Rural Africa still lacks conections
SIM penetration still remains under 20% in a few parts of the continent, but even in markets where penetration reaches the 50% mark, the level of penetration in most rural areas is below 10%, which represents something of a problem when two thirds of the continent’s population resides in rural Africa.
When on a global basis, the mobile communications industry is after the next billion subscribers, equipping rural Africa is of paramount importance to mobile network operators as well as governments. However, this development may be hindered by lack of access to power in rural communities. MNOs go to the extent of including distribution of diesel in their business model, as fuel is needed to keep the network running, and to power electricity stations.

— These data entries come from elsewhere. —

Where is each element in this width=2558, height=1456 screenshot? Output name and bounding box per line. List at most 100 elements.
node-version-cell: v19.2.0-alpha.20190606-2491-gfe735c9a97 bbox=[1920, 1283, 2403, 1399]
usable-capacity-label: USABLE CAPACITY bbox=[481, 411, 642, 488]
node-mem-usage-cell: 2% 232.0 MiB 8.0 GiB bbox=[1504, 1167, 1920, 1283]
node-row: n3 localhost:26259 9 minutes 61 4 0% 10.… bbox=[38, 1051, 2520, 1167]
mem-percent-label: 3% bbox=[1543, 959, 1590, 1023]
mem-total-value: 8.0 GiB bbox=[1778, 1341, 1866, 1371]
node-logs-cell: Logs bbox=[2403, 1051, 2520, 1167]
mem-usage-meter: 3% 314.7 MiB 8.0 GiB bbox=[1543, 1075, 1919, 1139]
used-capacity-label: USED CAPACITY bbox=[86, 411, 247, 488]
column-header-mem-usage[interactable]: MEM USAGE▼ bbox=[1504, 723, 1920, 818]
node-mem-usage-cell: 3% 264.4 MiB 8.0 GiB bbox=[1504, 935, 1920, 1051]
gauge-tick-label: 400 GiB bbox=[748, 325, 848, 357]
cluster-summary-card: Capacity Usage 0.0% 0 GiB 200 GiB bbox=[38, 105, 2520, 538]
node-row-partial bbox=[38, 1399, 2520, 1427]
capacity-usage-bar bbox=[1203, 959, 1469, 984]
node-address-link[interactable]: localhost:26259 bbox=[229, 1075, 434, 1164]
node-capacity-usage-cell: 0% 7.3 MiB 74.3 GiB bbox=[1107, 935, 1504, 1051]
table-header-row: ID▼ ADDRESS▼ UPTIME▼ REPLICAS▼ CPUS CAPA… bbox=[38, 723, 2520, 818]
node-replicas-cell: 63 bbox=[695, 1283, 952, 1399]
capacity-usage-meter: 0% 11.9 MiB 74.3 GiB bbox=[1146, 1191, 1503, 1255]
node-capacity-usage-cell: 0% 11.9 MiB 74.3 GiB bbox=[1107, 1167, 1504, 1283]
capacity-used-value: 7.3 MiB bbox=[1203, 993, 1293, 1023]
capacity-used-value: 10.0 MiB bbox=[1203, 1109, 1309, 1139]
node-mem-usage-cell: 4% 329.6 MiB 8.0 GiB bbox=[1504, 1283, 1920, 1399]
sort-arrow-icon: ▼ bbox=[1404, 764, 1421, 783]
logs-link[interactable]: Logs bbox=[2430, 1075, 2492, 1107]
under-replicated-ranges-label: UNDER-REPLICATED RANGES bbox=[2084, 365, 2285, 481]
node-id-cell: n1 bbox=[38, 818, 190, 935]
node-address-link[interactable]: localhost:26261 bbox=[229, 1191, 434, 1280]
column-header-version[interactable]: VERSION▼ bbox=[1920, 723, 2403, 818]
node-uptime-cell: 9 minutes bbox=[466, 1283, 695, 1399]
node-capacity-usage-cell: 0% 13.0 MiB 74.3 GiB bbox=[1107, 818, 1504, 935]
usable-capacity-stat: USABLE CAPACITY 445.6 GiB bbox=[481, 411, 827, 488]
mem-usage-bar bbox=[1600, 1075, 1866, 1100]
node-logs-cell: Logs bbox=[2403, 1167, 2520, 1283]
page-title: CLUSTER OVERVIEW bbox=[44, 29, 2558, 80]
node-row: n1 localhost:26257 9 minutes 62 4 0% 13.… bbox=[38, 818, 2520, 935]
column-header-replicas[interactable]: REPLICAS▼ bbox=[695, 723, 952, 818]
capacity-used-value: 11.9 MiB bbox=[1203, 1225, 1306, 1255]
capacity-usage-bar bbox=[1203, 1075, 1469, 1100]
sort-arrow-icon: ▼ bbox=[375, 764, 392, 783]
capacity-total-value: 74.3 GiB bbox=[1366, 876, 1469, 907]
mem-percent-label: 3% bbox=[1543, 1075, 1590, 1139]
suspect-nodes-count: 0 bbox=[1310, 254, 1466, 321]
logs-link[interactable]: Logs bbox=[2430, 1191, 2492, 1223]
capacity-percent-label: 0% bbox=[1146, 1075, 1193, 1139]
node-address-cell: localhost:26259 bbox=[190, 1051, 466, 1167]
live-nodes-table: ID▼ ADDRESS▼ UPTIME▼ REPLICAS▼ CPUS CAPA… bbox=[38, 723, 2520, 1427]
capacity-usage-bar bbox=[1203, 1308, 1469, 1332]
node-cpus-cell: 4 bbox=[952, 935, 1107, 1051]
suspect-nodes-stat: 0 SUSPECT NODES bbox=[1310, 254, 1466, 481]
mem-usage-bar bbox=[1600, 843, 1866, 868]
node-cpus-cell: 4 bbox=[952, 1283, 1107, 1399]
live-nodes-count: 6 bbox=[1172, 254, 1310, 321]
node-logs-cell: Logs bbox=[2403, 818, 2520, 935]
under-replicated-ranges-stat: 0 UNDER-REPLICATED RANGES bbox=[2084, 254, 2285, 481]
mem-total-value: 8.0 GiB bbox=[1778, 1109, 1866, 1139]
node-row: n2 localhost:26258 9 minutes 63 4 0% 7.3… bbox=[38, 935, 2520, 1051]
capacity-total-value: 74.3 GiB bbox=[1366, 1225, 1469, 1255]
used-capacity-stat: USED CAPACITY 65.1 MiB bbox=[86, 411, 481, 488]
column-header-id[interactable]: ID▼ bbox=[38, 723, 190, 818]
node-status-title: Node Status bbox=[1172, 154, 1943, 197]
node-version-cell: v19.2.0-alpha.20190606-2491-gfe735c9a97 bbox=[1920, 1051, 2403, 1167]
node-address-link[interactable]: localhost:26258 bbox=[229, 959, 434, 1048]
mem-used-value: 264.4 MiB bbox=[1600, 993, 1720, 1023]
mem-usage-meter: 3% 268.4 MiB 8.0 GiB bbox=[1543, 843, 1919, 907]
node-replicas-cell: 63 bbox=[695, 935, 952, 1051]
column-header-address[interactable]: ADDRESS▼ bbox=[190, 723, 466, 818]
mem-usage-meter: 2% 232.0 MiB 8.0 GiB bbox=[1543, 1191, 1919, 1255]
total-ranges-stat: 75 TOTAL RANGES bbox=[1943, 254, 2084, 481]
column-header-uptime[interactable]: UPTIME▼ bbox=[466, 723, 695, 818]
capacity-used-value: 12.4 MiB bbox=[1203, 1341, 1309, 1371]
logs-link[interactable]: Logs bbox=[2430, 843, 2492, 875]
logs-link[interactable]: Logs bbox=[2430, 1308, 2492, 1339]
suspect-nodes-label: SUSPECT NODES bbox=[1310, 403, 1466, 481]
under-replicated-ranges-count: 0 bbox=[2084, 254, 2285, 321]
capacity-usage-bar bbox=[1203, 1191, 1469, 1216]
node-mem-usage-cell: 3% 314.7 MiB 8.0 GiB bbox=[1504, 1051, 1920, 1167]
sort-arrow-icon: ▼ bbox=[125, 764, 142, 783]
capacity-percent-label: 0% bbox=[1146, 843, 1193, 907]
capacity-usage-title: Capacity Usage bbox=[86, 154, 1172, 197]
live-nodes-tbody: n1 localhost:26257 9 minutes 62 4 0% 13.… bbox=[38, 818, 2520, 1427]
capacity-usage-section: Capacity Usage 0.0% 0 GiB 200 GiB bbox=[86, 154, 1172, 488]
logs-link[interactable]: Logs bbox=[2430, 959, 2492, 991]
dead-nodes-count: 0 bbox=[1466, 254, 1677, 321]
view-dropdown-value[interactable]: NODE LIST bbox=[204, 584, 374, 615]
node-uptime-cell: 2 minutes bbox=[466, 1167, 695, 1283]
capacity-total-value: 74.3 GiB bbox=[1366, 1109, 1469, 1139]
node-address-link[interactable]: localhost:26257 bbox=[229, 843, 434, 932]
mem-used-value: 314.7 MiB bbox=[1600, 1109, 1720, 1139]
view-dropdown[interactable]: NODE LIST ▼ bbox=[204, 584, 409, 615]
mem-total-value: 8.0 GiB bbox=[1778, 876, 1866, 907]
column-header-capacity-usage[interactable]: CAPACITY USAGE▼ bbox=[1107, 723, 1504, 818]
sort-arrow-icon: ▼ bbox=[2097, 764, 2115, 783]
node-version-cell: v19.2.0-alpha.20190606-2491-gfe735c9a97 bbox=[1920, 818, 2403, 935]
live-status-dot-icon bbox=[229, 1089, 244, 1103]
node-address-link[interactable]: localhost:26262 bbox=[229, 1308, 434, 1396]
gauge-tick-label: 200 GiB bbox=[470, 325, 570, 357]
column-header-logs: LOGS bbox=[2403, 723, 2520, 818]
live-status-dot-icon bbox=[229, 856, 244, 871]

Besides communications for business and pleasure, mobile communication networks serve as the base for financial inclusion. Money transfer based on mobile networks sees its fastest development in Africa, in terms of number of users, amounts transferred and in new businesses. For instance, in Kenya, where M-PESA is the most well known example of money transfer platform, all mobile network operators now propose their solutions.
The Bill & Melinda Gates Foundation has just announced it pledges US$ 500 million (EUR 368 million) to help create new payment systems that will reach into the world's most impoverished corners and allow families earning US$ 2 (EUR 1.5) a day or less to begin saving money. These Financial inclusion projects all need mobile communications.